3. Use a trigger on the tables that you to modify the row before deleting it. This way the final user is updated into the row and your existing temporal logic should retain the user.

   NOTE: This has to be configured for each table, you can script it from EF, or write an SP in SQL to generate them, the following is just to demonstrate the usage on a single table called table1

    CREATE TRIGGER auditTemporalDeleteTrigger
        ON database1.dbo.table1
        FOR DELETE
    AS
        DECLARE @user VARCHAR(100), @userId int;
        SELECT @user = SYSTEM_USER
   
        -- support for domain credentials, omit the domain name
        IF(CHARINDEX('\', @user) > 0)
            SELECT @user = SUBSTRING(@user, CHARINDEX('\', @user) + 1, 25);
        SELECT @user = SUBSTRING(@user, 1, 100);
   
        --To support EF or web apps with single shared connection, use Context_info
        DECLARE @sCONTEXT_INFO varchar(128) = (SELECT CAST(CONTEXT_INFO() AS VARCHAR) FROM sys.SYSPROCESSES WHERE SPID =@@SPID )
        IF @sCONTEXT_INFO like '%UserId%'
        BEGIN
            SELECT @userId = Substring(@sCONTEXT_INFO, CHARINDEX('UserId=', @sCONTEXT_INFO) + 7, CHARINDEX(',', @sCONTEXT_INFO, CHARINDEX('UserId=', @sCONTEXT_INFO)) - CHARINDEX('UserId=', @sCONTEXT_INFO) - 7)
            SELECT @User = RIGHT(RTRIM(@sCONTEXT_INFO), LEN(RTRIM(@sCONTEXT_INFO)) - CHARINDEX('Name=', @sCONTEXT_INFO) - 5 + 1)-- + 1 due to RIGHT function and CHARINDEX
        END
   
        -- Update the record before the delete, to affect the logs
        UPDATE table1
        SET ModifiedBy = @User, UserID = @userId     
        WHERE ID IN (SELECT ID FROM deleted);
   
        -- Actually perform the delete now
        DELETE FROM table1
        WHERE ID IN (SELECT ID FROM deleted);
   
    GO
   

If you go down this route, it's not much more effort to implement AFTER triggers for inserts and updates so you can maintain the ModifiedBy and UserID columns without having to pollute your EF runtime any more than just setting the CONTEXT_INFO.

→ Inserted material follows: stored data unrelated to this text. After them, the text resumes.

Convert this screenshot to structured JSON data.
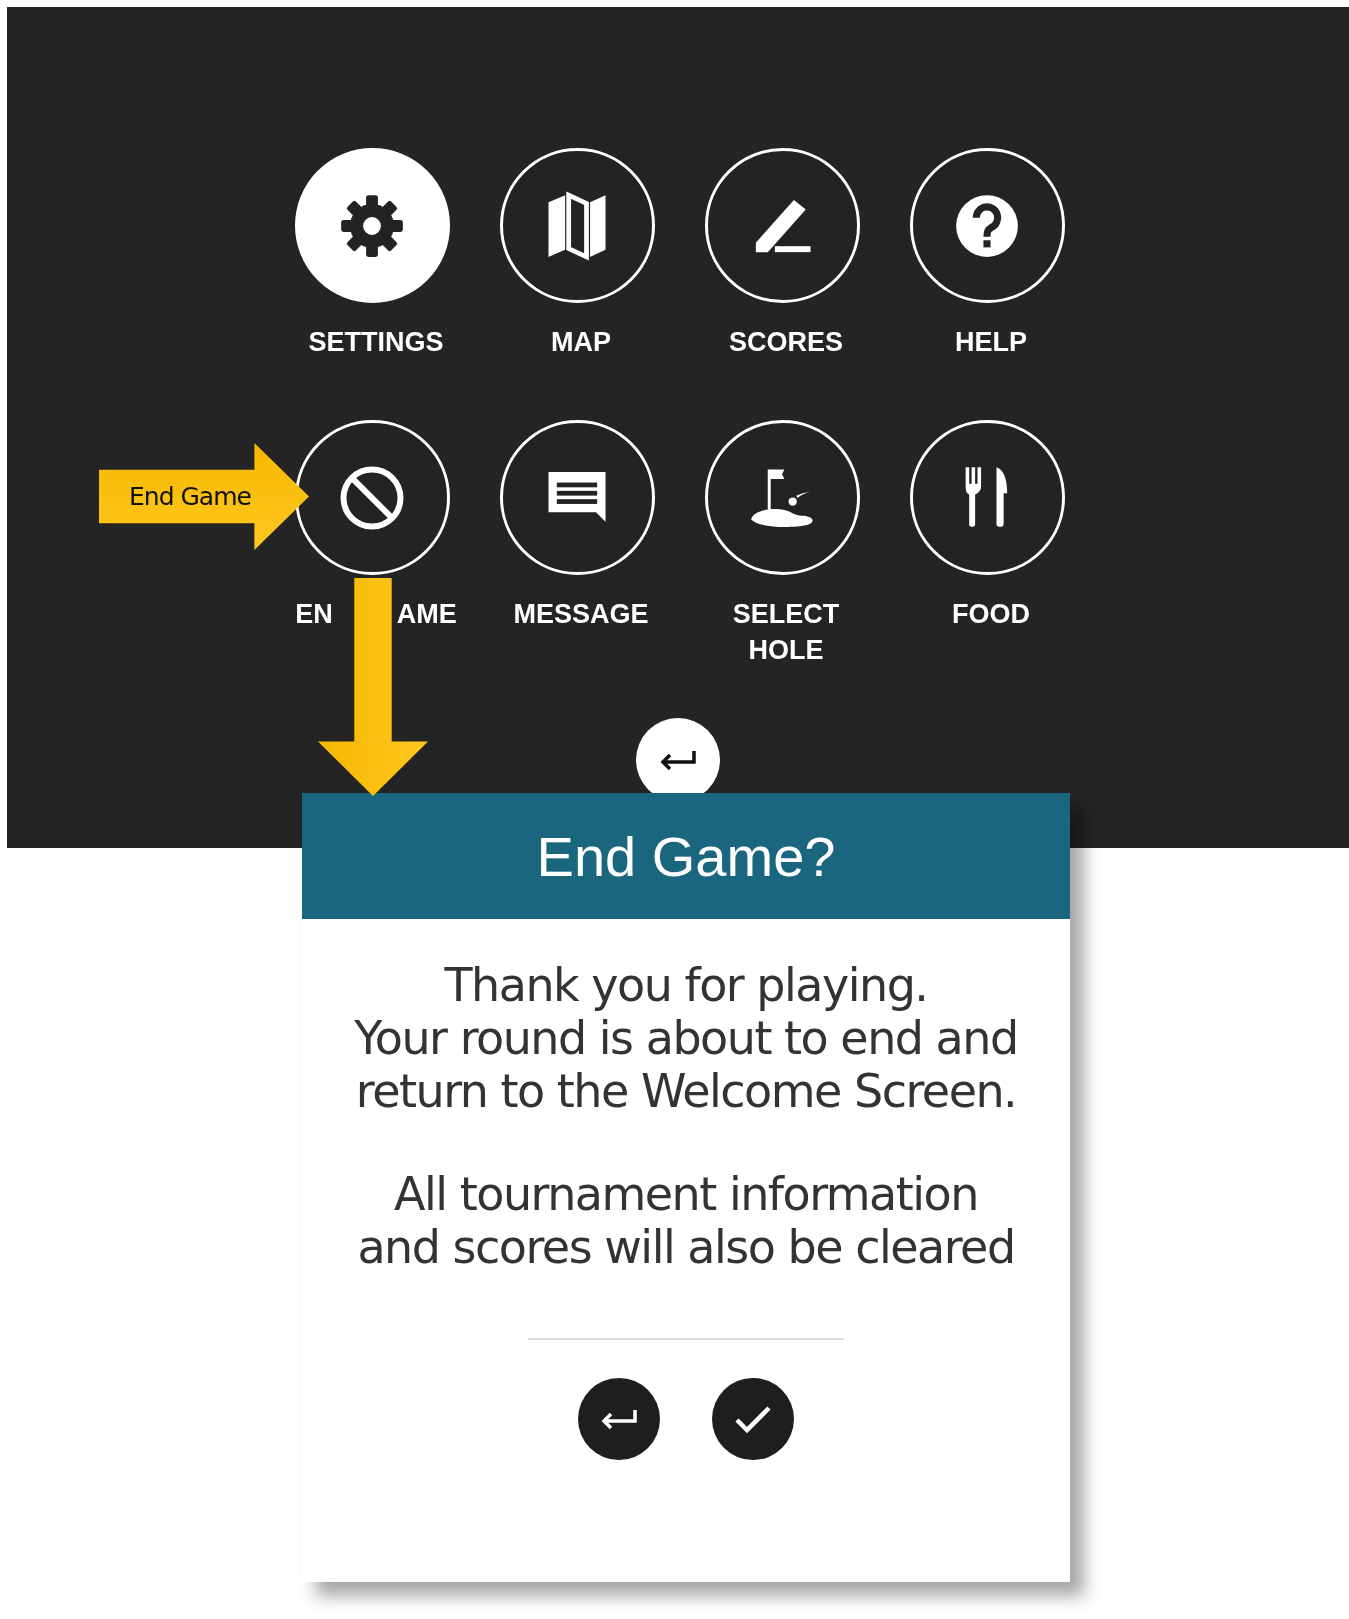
{
  "menu": {
    "items": [
      {
        "label_parts": [
          "SETTINGS"
        ],
        "selected": true
      },
      {
        "label_parts": [
          "MAP"
        ],
        "selected": false
      },
      {
        "label_parts": [
          "SCORES"
        ],
        "selected": false
      },
      {
        "label_parts": [
          "HELP"
        ],
        "selected": false
      },
      {
        "label_parts": [
          "EN",
          "AME"
        ],
        "selected": false
      },
      {
        "label_parts": [
          "MESSAGE"
        ],
        "selected": false
      },
      {
        "label_parts": [
          "SELECT HOLE"
        ],
        "selected": false
      },
      {
        "label_parts": [
          "FOOD"
        ],
        "selected": false
      }
    ]
  },
  "callout": {
    "text": "End Game"
  },
  "dialog": {
    "title": "End Game?",
    "paragraphs": [
      "Thank you for playing.\nYour round is about to end and\nreturn to the Welcome Screen.",
      "All tournament information\nand scores will also be cleared"
    ],
    "buttons": [
      {
        "kind": "back"
      },
      {
        "kind": "confirm"
      }
    ]
  }
}
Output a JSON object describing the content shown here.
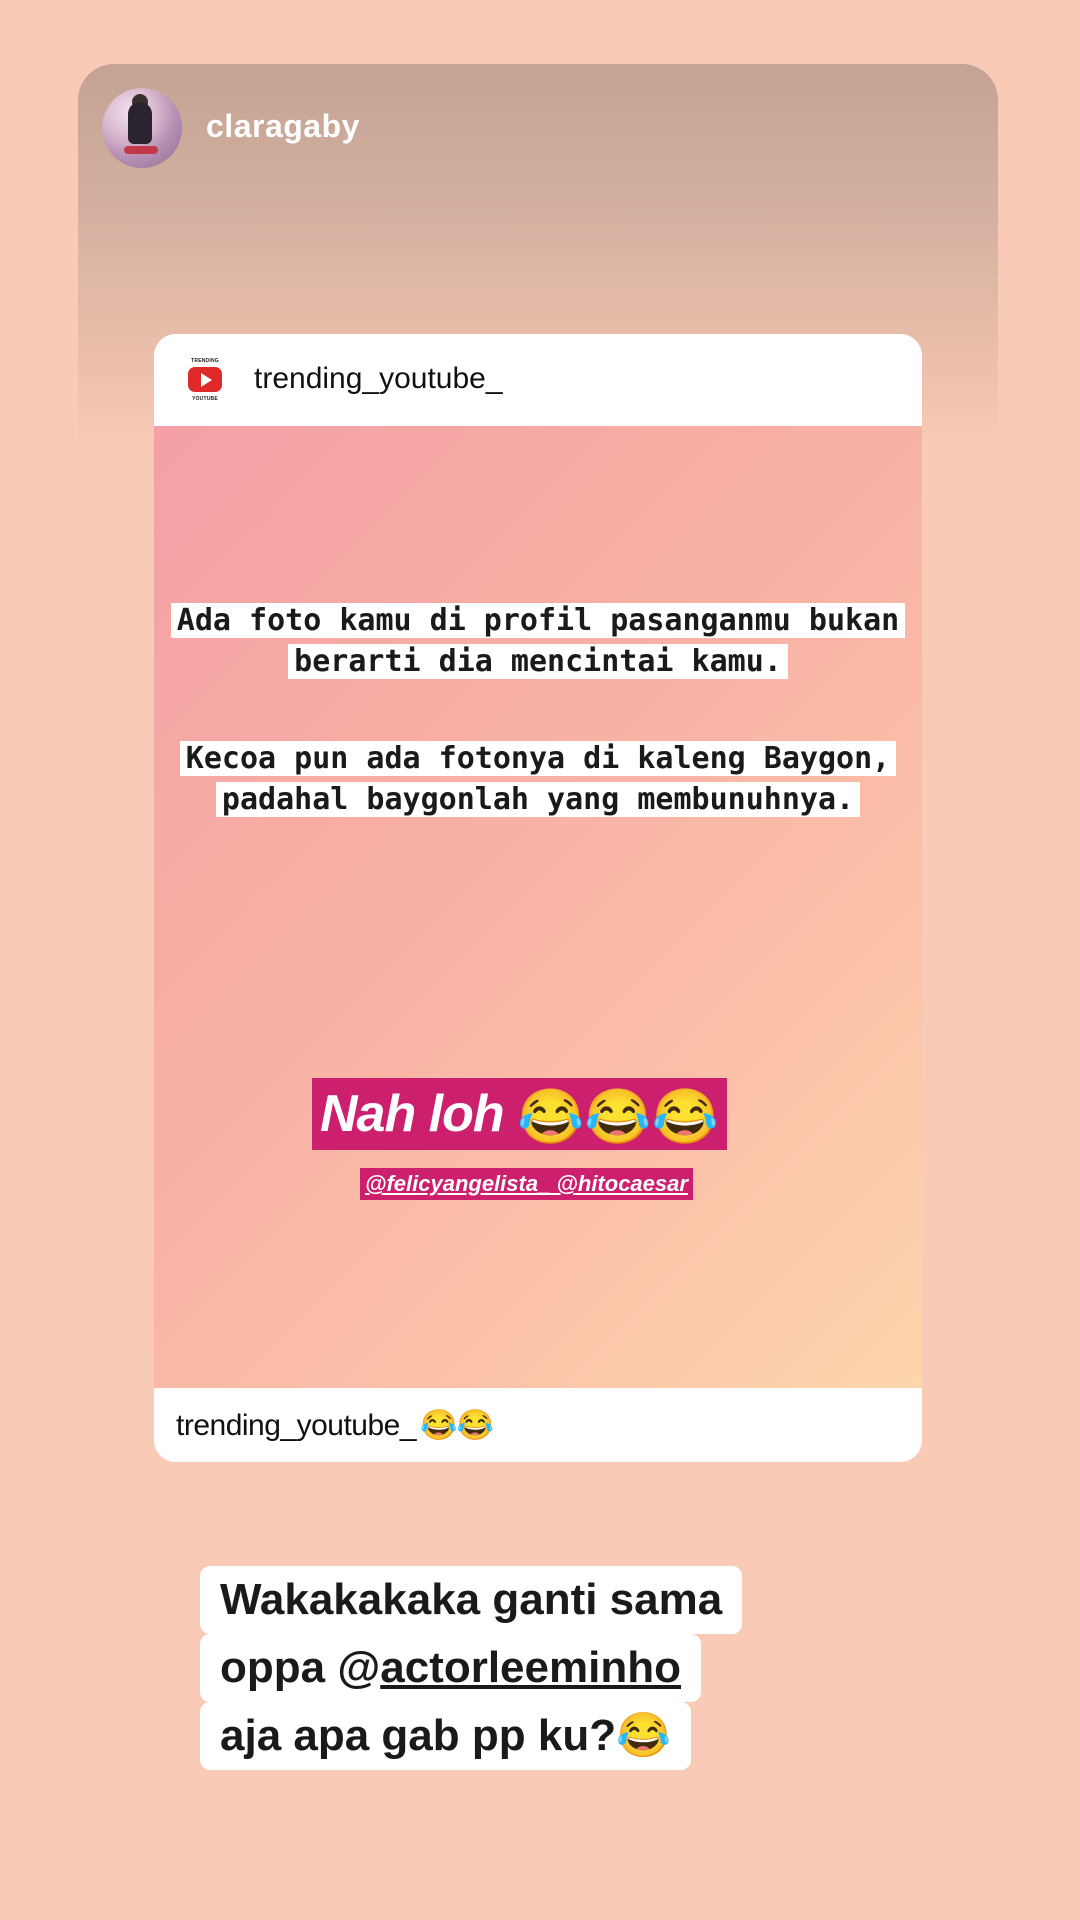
{
  "story": {
    "username": "claragaby",
    "avatar_icon": "profile-avatar"
  },
  "post": {
    "username": "trending_youtube_",
    "logo_icon": "youtube-play-icon",
    "logo_text_top": "TRENDING",
    "logo_text_bottom": "YOUTUBE",
    "quote_paragraph_1": "Ada foto kamu di profil pasanganmu bukan berarti dia mencintai kamu.",
    "quote_paragraph_2": "Kecoa pun ada fotonya di kaleng Baygon, padahal baygonlah yang membunuhnya.",
    "highlight_text": "Nah loh",
    "highlight_emojis": "😂😂😂",
    "tags_text": "@felicyangelista_ @hitocaesar",
    "caption_username": "trending_youtube_",
    "caption_emojis": "😂😂"
  },
  "reply": {
    "line1": "Wakakakaka ganti sama",
    "line2_prefix": "oppa @",
    "line2_mention": "actorleeminho",
    "line3": "aja apa gab pp ku?",
    "line3_emoji": "😂"
  },
  "colors": {
    "background": "#f9cbb6",
    "highlight": "#cc1f6e"
  }
}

You can write this into your Migration script generation logic or, as I do now, you can write an SP to generate and maintain the triggers for all the tables that you want to track audits on.

This advice works just the same for custom audit logging as well, except you can have a single trigger that covers AFTER insert,update and delete without having to intercept and manually perform the DELETE as we have done here.

I tried to mock this up in SqlFiddle, but it ran out of memory. I didn't trust it at first, but the FOR DELETE trigger like this works great for temporal tables!